TWTR Stock: Why Twitter Inc CEO Jack Dorsey Lost $340 Million
Jack Dorsey Loses Big on TWTR Stock
Twitter Inc (NYSE:TWTR) can’t seem to catch a break and neither can its chief executive officer, Jack Dorsey. After an earnings miss in late April, TWTR stock dropped by 17%. It was an expensive earnings announcement for Dorsey.
He’s also the CEO of Square Inc (NYSE:SQ), a payments company that went public last year. Square also had a bad quarter, bringing his total losses for the week up to $340 million. (Source: “How Jack Dorsey lost $340 million in two weeks,” MarketWatch, May 6, 2016.)
Ouch. That’s a steep loss even for someone as wealthy as Dorsey. It seems as though investors are growing impatient with his supposed “turnaround” plans for Twitter.
Despite implementing a bevy of new features, Twitter’s audience engagement was still flat. It had a bright spot in monthly active users, which hit an all-time high of 310 million, but that was the only good news.
The numbers were either bad or terrible, depending on which angle you viewed them from.
The company’s $594.5 million in revenue for the quarter fell short of analysts’ estimates. It was 36% higher than the same quarter a year before but the market had been expecting $607.8 million. You could call that bad. (Source: “Twitter posts disappointing revenue and forecast,” MarketWatch, April 26, 2016.)
Twitter also dialed back revenue expectations for the next quarter. It now only envisions somewhere between $590 million and $610 million, way below the previous estimate of $678 million. That was also bad.
But look at the lower-than-expected revenue against a backdrop of broad social media trends, and the situation quickly goes from bad to terrible. Online video is supposed to be the next gold mine for social media companies.
Twitter was supposed to dominate online video. The success of “Periscope,” its video streaming service, was pretty much on lock.
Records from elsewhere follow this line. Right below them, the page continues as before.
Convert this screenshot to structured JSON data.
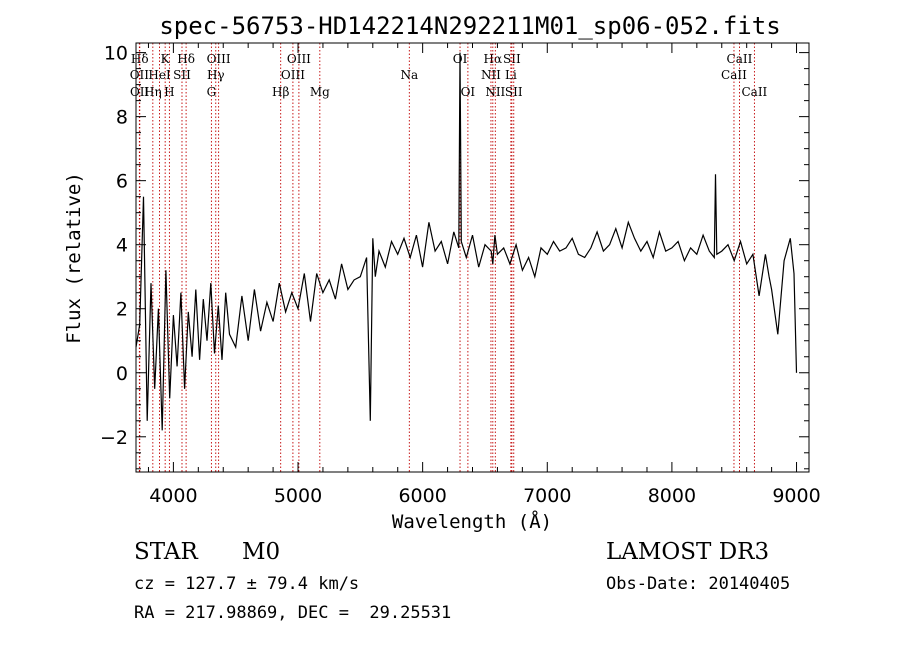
{
  "chart_data": {
    "type": "line",
    "title": "spec-56753-HD142214N292211M01_sp06-052.fits",
    "xlabel": "Wavelength (Å)",
    "ylabel": "Flux (relative)",
    "xlim": [
      3700,
      9100
    ],
    "ylim": [
      -3.1,
      10.3
    ],
    "x_ticks": [
      4000,
      5000,
      6000,
      7000,
      8000,
      9000
    ],
    "x_tick_labels": [
      "4000",
      "5000",
      "6000",
      "7000",
      "8000",
      "9000"
    ],
    "y_ticks": [
      -2,
      0,
      2,
      4,
      6,
      8,
      10
    ],
    "y_tick_labels": [
      "−2",
      "0",
      "2",
      "4",
      "6",
      "8",
      "10"
    ],
    "grid": false,
    "series": [
      {
        "name": "flux",
        "color": "#000000",
        "x": [
          3700,
          3730,
          3760,
          3790,
          3820,
          3850,
          3880,
          3910,
          3940,
          3970,
          4000,
          4030,
          4060,
          4090,
          4120,
          4150,
          4180,
          4210,
          4240,
          4270,
          4300,
          4330,
          4360,
          4390,
          4420,
          4450,
          4500,
          4550,
          4600,
          4650,
          4700,
          4750,
          4800,
          4850,
          4900,
          4950,
          5000,
          5050,
          5100,
          5150,
          5200,
          5250,
          5300,
          5350,
          5400,
          5450,
          5500,
          5550,
          5580,
          5600,
          5620,
          5650,
          5700,
          5750,
          5800,
          5850,
          5900,
          5950,
          6000,
          6050,
          6100,
          6150,
          6200,
          6250,
          6290,
          6300,
          6310,
          6350,
          6400,
          6450,
          6500,
          6550,
          6563,
          6580,
          6600,
          6650,
          6700,
          6750,
          6800,
          6850,
          6900,
          6950,
          7000,
          7050,
          7100,
          7150,
          7200,
          7250,
          7300,
          7350,
          7400,
          7450,
          7500,
          7550,
          7600,
          7650,
          7700,
          7750,
          7800,
          7850,
          7900,
          7950,
          8000,
          8050,
          8100,
          8150,
          8200,
          8250,
          8300,
          8340,
          8350,
          8360,
          8400,
          8450,
          8500,
          8550,
          8600,
          8650,
          8700,
          8750,
          8780,
          8800,
          8850,
          8900,
          8950,
          8980,
          9000
        ],
        "y": [
          0.8,
          1.5,
          5.5,
          -1.5,
          2.8,
          -0.5,
          2.0,
          -1.8,
          3.2,
          -0.8,
          1.8,
          0.2,
          2.5,
          -0.5,
          1.9,
          0.5,
          2.6,
          0.4,
          2.3,
          1.0,
          2.8,
          0.6,
          2.1,
          0.4,
          2.5,
          1.2,
          0.8,
          2.4,
          1.0,
          2.6,
          1.3,
          2.2,
          1.6,
          2.8,
          1.9,
          2.5,
          2.0,
          3.1,
          1.6,
          3.1,
          2.5,
          2.9,
          2.3,
          3.4,
          2.6,
          2.9,
          3.0,
          3.6,
          -1.5,
          4.2,
          3.0,
          3.8,
          3.3,
          4.1,
          3.7,
          4.2,
          3.6,
          4.3,
          3.3,
          4.7,
          3.8,
          4.1,
          3.4,
          4.4,
          3.9,
          10.0,
          4.1,
          3.6,
          4.3,
          3.3,
          4.0,
          3.8,
          3.4,
          4.3,
          3.7,
          3.9,
          3.4,
          4.0,
          3.2,
          3.6,
          3.0,
          3.9,
          3.7,
          4.1,
          3.8,
          3.9,
          4.2,
          3.7,
          3.6,
          3.9,
          4.4,
          3.8,
          4.0,
          4.5,
          3.9,
          4.7,
          4.2,
          3.8,
          4.1,
          3.6,
          4.4,
          3.8,
          3.9,
          4.1,
          3.5,
          3.9,
          3.7,
          4.3,
          3.8,
          3.6,
          6.2,
          3.7,
          3.8,
          4.0,
          3.5,
          4.1,
          3.4,
          3.7,
          2.4,
          3.7,
          3.0,
          2.6,
          1.2,
          3.5,
          4.2,
          3.1,
          0.0
        ]
      }
    ],
    "spectral_lines": [
      {
        "label": "Hδ",
        "x": 3730,
        "row": 1
      },
      {
        "label": "OII",
        "x": 3727,
        "row": 2
      },
      {
        "label": "OII",
        "x": 3729,
        "row": 3
      },
      {
        "label": "K",
        "x": 3934,
        "row": 1
      },
      {
        "label": "HeI",
        "x": 3889,
        "row": 2
      },
      {
        "label": "Hη",
        "x": 3835,
        "row": 3
      },
      {
        "label": "SII",
        "x": 4069,
        "row": 2
      },
      {
        "label": "H",
        "x": 3968,
        "row": 3
      },
      {
        "label": "Hδ",
        "x": 4102,
        "row": 1
      },
      {
        "label": "OIII",
        "x": 4363,
        "row": 1
      },
      {
        "label": "Hγ",
        "x": 4340,
        "row": 2
      },
      {
        "label": "G",
        "x": 4305,
        "row": 3
      },
      {
        "label": "OIII",
        "x": 5007,
        "row": 1
      },
      {
        "label": "OIII",
        "x": 4959,
        "row": 2
      },
      {
        "label": "Hβ",
        "x": 4861,
        "row": 3
      },
      {
        "label": "Mg",
        "x": 5175,
        "row": 3
      },
      {
        "label": "Na",
        "x": 5893,
        "row": 2
      },
      {
        "label": "OI",
        "x": 6300,
        "row": 1
      },
      {
        "label": "OI",
        "x": 6363,
        "row": 3
      },
      {
        "label": "Hα",
        "x": 6563,
        "row": 1
      },
      {
        "label": "NII",
        "x": 6548,
        "row": 2
      },
      {
        "label": "NII",
        "x": 6583,
        "row": 3
      },
      {
        "label": "SII",
        "x": 6716,
        "row": 1
      },
      {
        "label": "Li",
        "x": 6708,
        "row": 2
      },
      {
        "label": "SII",
        "x": 6731,
        "row": 3
      },
      {
        "label": "CaII",
        "x": 8542,
        "row": 1
      },
      {
        "label": "CaII",
        "x": 8498,
        "row": 2
      },
      {
        "label": "CaII",
        "x": 8662,
        "row": 3
      }
    ]
  },
  "info": {
    "object_class": "STAR",
    "subclass": "M0",
    "survey": "LAMOST DR3",
    "redshift": "cz = 127.7 ± 79.4 km/s",
    "obs_date": "Obs-Date: 20140405",
    "coords": "RA = 217.98869, DEC =  29.25531"
  },
  "colors": {
    "line_marker": "#c00000",
    "spectrum": "#000000",
    "text": "#000000"
  }
}
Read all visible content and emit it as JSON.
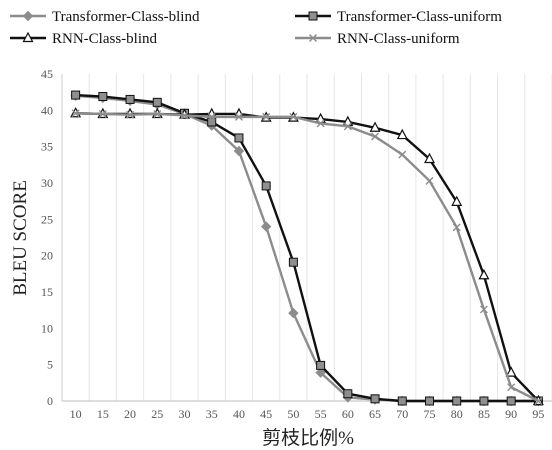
{
  "chart_data": {
    "type": "line",
    "xlabel": "剪枝比例%",
    "ylabel": "BLEU SCORE",
    "x": [
      10,
      15,
      20,
      25,
      30,
      35,
      40,
      45,
      50,
      55,
      60,
      65,
      70,
      75,
      80,
      85,
      90,
      95
    ],
    "ylim": [
      0,
      45
    ],
    "yticks": [
      0,
      5,
      10,
      15,
      20,
      25,
      30,
      35,
      40,
      45
    ],
    "grid": "vertical",
    "legend_position": "top",
    "series": [
      {
        "name": "Transformer-Class-blind",
        "marker": "diamond",
        "color": "#8c8c8c",
        "values": [
          42.0,
          41.7,
          41.3,
          40.8,
          39.5,
          37.9,
          34.4,
          24.0,
          12.1,
          3.9,
          0.5,
          0.2,
          0.0,
          0.0,
          0.0,
          0.0,
          0.0,
          0.0
        ]
      },
      {
        "name": "Transformer-Class-uniform",
        "marker": "square",
        "color": "#111111",
        "values": [
          42.1,
          41.9,
          41.5,
          41.1,
          39.6,
          38.4,
          36.2,
          29.6,
          19.1,
          4.9,
          1.0,
          0.3,
          0.0,
          0.0,
          0.0,
          0.0,
          0.0,
          0.0
        ]
      },
      {
        "name": "RNN-Class-blind",
        "marker": "triangle",
        "color": "#111111",
        "values": [
          39.6,
          39.5,
          39.5,
          39.5,
          39.4,
          39.5,
          39.5,
          39.0,
          39.0,
          38.8,
          38.4,
          37.6,
          36.6,
          33.3,
          27.4,
          17.3,
          3.9,
          0.0
        ]
      },
      {
        "name": "RNN-Class-uniform",
        "marker": "x",
        "color": "#8c8c8c",
        "values": [
          39.6,
          39.5,
          39.4,
          39.5,
          39.3,
          39.1,
          39.1,
          39.1,
          39.1,
          38.2,
          37.8,
          36.4,
          33.9,
          30.3,
          23.9,
          12.6,
          1.9,
          0.0
        ]
      }
    ]
  }
}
It had 200 million broadcasts in a single year, and users were streaming one million hours of video a day. (Source: “Twitter’s Stock Is a Victim of Facebook’s Success,” Variety, May 3, 2016.)
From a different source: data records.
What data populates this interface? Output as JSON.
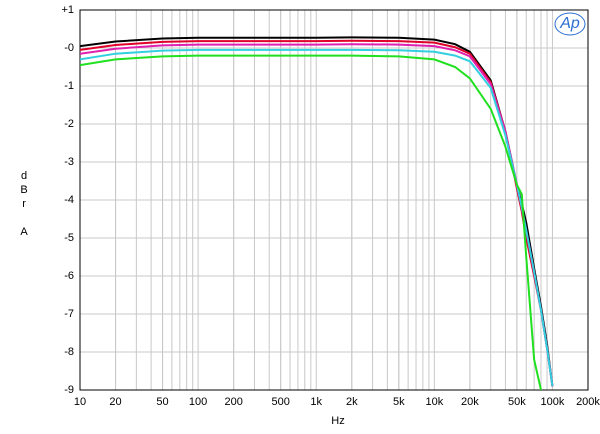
{
  "chart_data": {
    "type": "line",
    "xlabel": "Hz",
    "ylabel": "dBr A",
    "logo": "Ap",
    "log_x": true,
    "grid": true,
    "x": [
      10,
      20,
      50,
      100,
      200,
      500,
      1000,
      2000,
      5000,
      10000,
      15000,
      20000,
      30000,
      40000,
      50000,
      55000,
      60000,
      70000,
      80000,
      90000,
      100000
    ],
    "series": [
      {
        "name": "black",
        "color": "#000000",
        "values": [
          0.05,
          0.17,
          0.25,
          0.27,
          0.27,
          0.27,
          0.27,
          0.28,
          0.27,
          0.22,
          0.1,
          -0.1,
          -0.85,
          -2.2,
          -3.6,
          -4.1,
          -4.6,
          -5.8,
          -6.8,
          -7.8,
          -8.9
        ]
      },
      {
        "name": "red",
        "color": "#e0002a",
        "values": [
          -0.05,
          0.08,
          0.16,
          0.18,
          0.18,
          0.18,
          0.18,
          0.19,
          0.18,
          0.14,
          0.02,
          -0.15,
          -0.9,
          -2.2,
          -3.7,
          -4.3,
          -5.0,
          -6.0,
          -6.9,
          -7.9,
          -8.9
        ]
      },
      {
        "name": "magenta",
        "color": "#e020b0",
        "values": [
          -0.15,
          -0.02,
          0.07,
          0.09,
          0.09,
          0.09,
          0.09,
          0.1,
          0.09,
          0.05,
          -0.06,
          -0.22,
          -0.95,
          -2.2,
          -3.6,
          -4.2,
          -4.8,
          -5.9,
          -6.9,
          -7.9,
          -8.9
        ]
      },
      {
        "name": "cyan",
        "color": "#30d0e0",
        "values": [
          -0.3,
          -0.15,
          -0.07,
          -0.05,
          -0.05,
          -0.05,
          -0.05,
          -0.05,
          -0.06,
          -0.1,
          -0.2,
          -0.35,
          -1.05,
          -2.3,
          -3.6,
          -4.2,
          -4.8,
          -5.9,
          -6.9,
          -7.9,
          -8.9
        ]
      },
      {
        "name": "green",
        "color": "#20e020",
        "values": [
          -0.45,
          -0.3,
          -0.22,
          -0.2,
          -0.2,
          -0.2,
          -0.2,
          -0.2,
          -0.22,
          -0.3,
          -0.5,
          -0.8,
          -1.6,
          -2.6,
          -3.6,
          -3.85,
          -5.5,
          -8.2,
          -9,
          null,
          null
        ]
      }
    ],
    "xlim": [
      10,
      200000
    ],
    "xticks": [
      10,
      20,
      50,
      100,
      200,
      500,
      {
        "value": 1000,
        "label": "1k"
      },
      {
        "value": 2000,
        "label": "2k"
      },
      {
        "value": 5000,
        "label": "5k"
      },
      {
        "value": 10000,
        "label": "10k"
      },
      {
        "value": 20000,
        "label": "20k"
      },
      {
        "value": 50000,
        "label": "50k"
      },
      {
        "value": 100000,
        "label": "100k"
      },
      {
        "value": 200000,
        "label": "200k"
      }
    ],
    "ylim": [
      -9,
      1
    ],
    "yticks": [
      {
        "value": 1,
        "label": "+1"
      },
      {
        "value": 0,
        "label": "-0"
      },
      -1,
      -2,
      -3,
      -4,
      -5,
      -6,
      -7,
      -8,
      -9
    ]
  }
}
Since advertising budgets were shifting from TV advertising to online video advertising, you would expect Twitter’s revenue to skyrocket. But it didn’t.
And you could call that terrible. It all depends on you perspective.
Meanwhile, Facebook Inc is crushing the industry with its “Live” video streaming. I know it’s not really fair to compare Twitter and Facebook, but everyone does, which is partly why Twitter stock is down this much.
TWTR stock fell 11% immediately after earnings came out. Then Facebook released its quarterly filings the next day, and the stock fell even further. The distinction between the two social media empires is not flattering to Twitter.
Facebook has more than five times as many users than Twitter. Not to mention the company has a flawless record on emerging trends.
Facebook bought Instagram at an early stage and made it bigger than Twitter is today. It has two dominant messaging apps to Twitter’s none. Whether it’s a fair comparison or not, Facebook’s continued success is making Twitter look like a loser.
Jack Dorsey needs to pull it together quickly, or else his net worth will collapse for good.